Kolbo Bot
Commands
Full reference for Kolbo Bot slash commands and auto-detected intents
The Kolbo bot automatically detects what you want most of the time — send a plain message and it figures out whether you want an image, a video, a chat reply, and so on. Slash commands are the manual override when you want to force a specific action.
Auto-detected intents
Plain messages route based on what you sent:
| You send | Kolbo does |
|---|---|
| A text description | Chat reply, or a matching generation if the phrasing clearly asks for one |
| A photo + instruction | Image edit (e.g. "remove the background", "add sunglasses") |
| A photo alone with "animate it" | Turns the photo into a short video |
| A voice note | Transcribes it and runs the transcribed message as a normal request |
| A plain question | Conversational chat with memory and web search |
If you want a specific tool, use one of the slash commands below.
Slash commands
| Command | Purpose |
|---|---|
/image <prompt> | Generate a still image from text |
/video <prompt> | Generate a video from text |
/music <prompt> | Generate music |
/speech <text> | Convert text to natural speech |
/sound <prompt> | Generate a sound effect |
/credits | Show your remaining credits |
/help | Show the in-bot help message with the command list |
/logout | Unlink your Kolbo account from this WhatsApp / Telegram identity |
Commands work identically on WhatsApp and Telegram.
Examples
/image a neon-lit Tokyo street at night, 35mm film look
/video slow dolly-in on a samurai meditating in an empty dojo
/music upbeat 80s synthwave, analog synths, gated reverb drums, 120 BPM, instrumental
/speech Welcome to Kolbo. This message is being read aloud by our TTS model.

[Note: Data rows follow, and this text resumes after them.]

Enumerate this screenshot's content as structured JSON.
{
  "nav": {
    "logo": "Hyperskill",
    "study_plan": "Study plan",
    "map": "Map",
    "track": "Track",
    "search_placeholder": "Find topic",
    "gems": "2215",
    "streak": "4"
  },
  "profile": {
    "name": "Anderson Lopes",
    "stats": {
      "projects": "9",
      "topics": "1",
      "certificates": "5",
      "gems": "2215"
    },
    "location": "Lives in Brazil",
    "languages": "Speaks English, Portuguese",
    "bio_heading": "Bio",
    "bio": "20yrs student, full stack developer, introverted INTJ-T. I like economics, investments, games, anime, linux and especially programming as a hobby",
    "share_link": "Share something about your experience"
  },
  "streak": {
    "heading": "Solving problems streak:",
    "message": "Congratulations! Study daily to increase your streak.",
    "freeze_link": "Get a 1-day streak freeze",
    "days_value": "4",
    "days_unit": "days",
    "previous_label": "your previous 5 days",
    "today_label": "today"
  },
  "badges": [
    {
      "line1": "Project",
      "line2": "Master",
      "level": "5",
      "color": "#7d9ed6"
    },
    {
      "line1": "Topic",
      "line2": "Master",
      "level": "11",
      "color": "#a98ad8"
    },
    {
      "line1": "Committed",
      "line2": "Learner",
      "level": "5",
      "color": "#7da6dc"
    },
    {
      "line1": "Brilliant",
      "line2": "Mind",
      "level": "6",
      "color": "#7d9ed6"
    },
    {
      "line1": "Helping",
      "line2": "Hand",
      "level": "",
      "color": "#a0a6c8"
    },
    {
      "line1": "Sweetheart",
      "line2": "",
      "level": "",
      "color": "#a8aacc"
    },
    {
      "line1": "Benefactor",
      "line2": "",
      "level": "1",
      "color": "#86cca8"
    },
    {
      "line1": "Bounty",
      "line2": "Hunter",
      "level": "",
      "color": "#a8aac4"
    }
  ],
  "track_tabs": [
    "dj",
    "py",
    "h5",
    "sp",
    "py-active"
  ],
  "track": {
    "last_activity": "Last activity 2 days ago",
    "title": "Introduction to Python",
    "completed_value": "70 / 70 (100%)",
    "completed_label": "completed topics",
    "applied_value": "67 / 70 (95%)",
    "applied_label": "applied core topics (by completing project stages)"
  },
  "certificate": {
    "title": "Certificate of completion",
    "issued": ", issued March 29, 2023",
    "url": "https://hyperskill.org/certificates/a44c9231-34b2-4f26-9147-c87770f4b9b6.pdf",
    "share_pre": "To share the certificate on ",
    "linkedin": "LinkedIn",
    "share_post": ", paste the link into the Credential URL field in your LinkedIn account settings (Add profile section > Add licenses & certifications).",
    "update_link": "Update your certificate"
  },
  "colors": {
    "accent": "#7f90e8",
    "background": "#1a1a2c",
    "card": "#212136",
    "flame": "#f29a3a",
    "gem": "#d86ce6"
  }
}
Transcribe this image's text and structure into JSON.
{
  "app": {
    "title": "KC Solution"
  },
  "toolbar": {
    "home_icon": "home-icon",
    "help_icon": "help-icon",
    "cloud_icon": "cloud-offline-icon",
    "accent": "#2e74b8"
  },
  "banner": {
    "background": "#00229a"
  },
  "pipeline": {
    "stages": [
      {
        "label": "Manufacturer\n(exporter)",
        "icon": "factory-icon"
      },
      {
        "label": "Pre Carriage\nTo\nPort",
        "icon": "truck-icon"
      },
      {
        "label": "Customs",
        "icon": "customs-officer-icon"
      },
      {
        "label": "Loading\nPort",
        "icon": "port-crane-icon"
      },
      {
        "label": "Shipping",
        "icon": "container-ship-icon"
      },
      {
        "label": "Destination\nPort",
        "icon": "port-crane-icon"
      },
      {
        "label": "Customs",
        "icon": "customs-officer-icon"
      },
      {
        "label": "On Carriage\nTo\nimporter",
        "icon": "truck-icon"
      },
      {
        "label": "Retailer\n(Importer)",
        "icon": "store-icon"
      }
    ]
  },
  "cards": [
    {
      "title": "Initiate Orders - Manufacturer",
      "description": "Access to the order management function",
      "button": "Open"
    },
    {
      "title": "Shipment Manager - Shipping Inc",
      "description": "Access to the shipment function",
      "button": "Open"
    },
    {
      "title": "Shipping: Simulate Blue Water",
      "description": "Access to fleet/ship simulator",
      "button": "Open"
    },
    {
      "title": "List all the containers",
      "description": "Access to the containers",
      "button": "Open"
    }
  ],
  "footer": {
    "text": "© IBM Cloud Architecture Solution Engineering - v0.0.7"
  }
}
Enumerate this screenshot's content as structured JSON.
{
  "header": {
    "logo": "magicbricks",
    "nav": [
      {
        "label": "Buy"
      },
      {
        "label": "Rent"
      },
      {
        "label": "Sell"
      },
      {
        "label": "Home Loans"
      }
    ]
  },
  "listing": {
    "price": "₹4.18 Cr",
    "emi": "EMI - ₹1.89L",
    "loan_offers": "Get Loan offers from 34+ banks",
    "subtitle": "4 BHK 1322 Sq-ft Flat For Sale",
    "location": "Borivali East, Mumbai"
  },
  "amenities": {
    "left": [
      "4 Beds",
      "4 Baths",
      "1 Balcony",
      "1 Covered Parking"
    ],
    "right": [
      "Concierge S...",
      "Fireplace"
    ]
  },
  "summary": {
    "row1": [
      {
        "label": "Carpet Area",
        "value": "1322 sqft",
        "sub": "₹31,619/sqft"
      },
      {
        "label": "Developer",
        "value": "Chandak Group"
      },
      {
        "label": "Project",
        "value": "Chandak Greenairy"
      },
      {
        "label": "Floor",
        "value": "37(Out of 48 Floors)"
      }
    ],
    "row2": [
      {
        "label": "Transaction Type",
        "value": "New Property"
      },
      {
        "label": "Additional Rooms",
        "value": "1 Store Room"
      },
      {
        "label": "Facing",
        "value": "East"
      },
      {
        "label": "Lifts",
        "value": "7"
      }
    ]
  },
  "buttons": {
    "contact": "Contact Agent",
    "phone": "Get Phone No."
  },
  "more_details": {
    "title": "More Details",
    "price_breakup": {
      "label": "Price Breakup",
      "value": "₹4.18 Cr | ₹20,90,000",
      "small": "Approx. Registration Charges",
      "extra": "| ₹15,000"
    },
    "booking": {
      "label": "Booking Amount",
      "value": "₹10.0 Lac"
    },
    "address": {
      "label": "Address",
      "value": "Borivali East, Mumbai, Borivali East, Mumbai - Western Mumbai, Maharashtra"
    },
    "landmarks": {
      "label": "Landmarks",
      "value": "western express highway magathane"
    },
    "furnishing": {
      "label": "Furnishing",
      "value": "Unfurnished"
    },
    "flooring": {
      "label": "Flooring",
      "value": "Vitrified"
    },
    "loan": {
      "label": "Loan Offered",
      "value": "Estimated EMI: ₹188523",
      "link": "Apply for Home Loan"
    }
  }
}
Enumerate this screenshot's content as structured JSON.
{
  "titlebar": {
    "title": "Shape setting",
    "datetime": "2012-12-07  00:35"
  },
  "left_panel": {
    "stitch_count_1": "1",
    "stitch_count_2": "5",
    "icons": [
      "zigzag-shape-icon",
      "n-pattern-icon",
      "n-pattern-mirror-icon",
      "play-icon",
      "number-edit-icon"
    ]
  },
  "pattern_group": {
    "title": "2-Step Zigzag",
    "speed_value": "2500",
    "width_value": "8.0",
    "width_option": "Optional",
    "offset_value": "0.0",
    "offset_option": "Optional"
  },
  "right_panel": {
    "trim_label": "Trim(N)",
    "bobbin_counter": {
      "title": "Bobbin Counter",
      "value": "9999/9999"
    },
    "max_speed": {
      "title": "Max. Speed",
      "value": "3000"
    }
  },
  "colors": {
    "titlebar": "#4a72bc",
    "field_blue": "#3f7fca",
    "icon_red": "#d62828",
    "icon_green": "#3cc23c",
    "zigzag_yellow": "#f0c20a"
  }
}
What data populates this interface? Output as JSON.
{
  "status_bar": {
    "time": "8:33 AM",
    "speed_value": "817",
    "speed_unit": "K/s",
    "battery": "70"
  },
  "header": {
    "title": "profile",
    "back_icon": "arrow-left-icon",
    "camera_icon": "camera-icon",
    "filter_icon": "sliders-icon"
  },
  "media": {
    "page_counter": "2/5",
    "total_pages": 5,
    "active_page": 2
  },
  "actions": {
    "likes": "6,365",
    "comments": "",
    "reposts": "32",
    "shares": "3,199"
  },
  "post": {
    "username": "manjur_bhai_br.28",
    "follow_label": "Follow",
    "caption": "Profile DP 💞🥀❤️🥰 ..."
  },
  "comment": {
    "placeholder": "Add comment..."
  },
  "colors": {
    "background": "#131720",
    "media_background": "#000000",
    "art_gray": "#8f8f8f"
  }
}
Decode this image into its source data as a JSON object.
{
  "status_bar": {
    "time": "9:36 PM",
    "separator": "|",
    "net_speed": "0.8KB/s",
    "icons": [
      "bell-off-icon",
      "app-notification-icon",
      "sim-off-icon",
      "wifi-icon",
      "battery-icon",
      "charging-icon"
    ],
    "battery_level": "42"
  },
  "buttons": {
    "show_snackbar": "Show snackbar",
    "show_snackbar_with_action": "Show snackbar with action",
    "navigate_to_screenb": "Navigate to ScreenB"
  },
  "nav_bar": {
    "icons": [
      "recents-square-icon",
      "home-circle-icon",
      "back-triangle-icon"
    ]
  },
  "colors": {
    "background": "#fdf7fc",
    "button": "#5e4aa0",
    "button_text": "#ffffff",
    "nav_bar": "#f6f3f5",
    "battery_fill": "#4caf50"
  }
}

/sound heavy wooden door creaking open slowly, echoing in a stone hallway
/credits
/helpPrompt tips
The same prompt-engineering rules that apply to the Kolbo web app apply to the bot. Short version:
- Images — subject → action → environment → lighting → style. Clean prompts only (no "Output:", "Tips:", resolution specs).
- Videos — 80–280 words, always include at least one camera movement (
slow dolly-in,tracking shot,360° orbit), max 3 shots per prompt. For character consistency across shots, start withsame character throughout all shots. - Music — genre → mood → instrumentation → tempo → era. Short genre tags beat vague descriptions.
- Sound effects — describe the sound literally and physically, not emotionally. "Heavy wooden door creaking" beats "scary sound".
- Speech — the voice model has a per-request character limit; for long text, split into natural sentence boundaries and send multiple messages.
See the Kolbo skill prompt guide for the full prompt-engineering toolkit — the same rules apply here.
What the bot will NOT do
- Identify real people in photos, even well-known public figures.
- Reproduce copyrighted text/images verbatim. Style references are fine; verbatim reproduction is not.
- Send fabricated URLs. Every media URL the bot sends you is a real one that came back from a generation.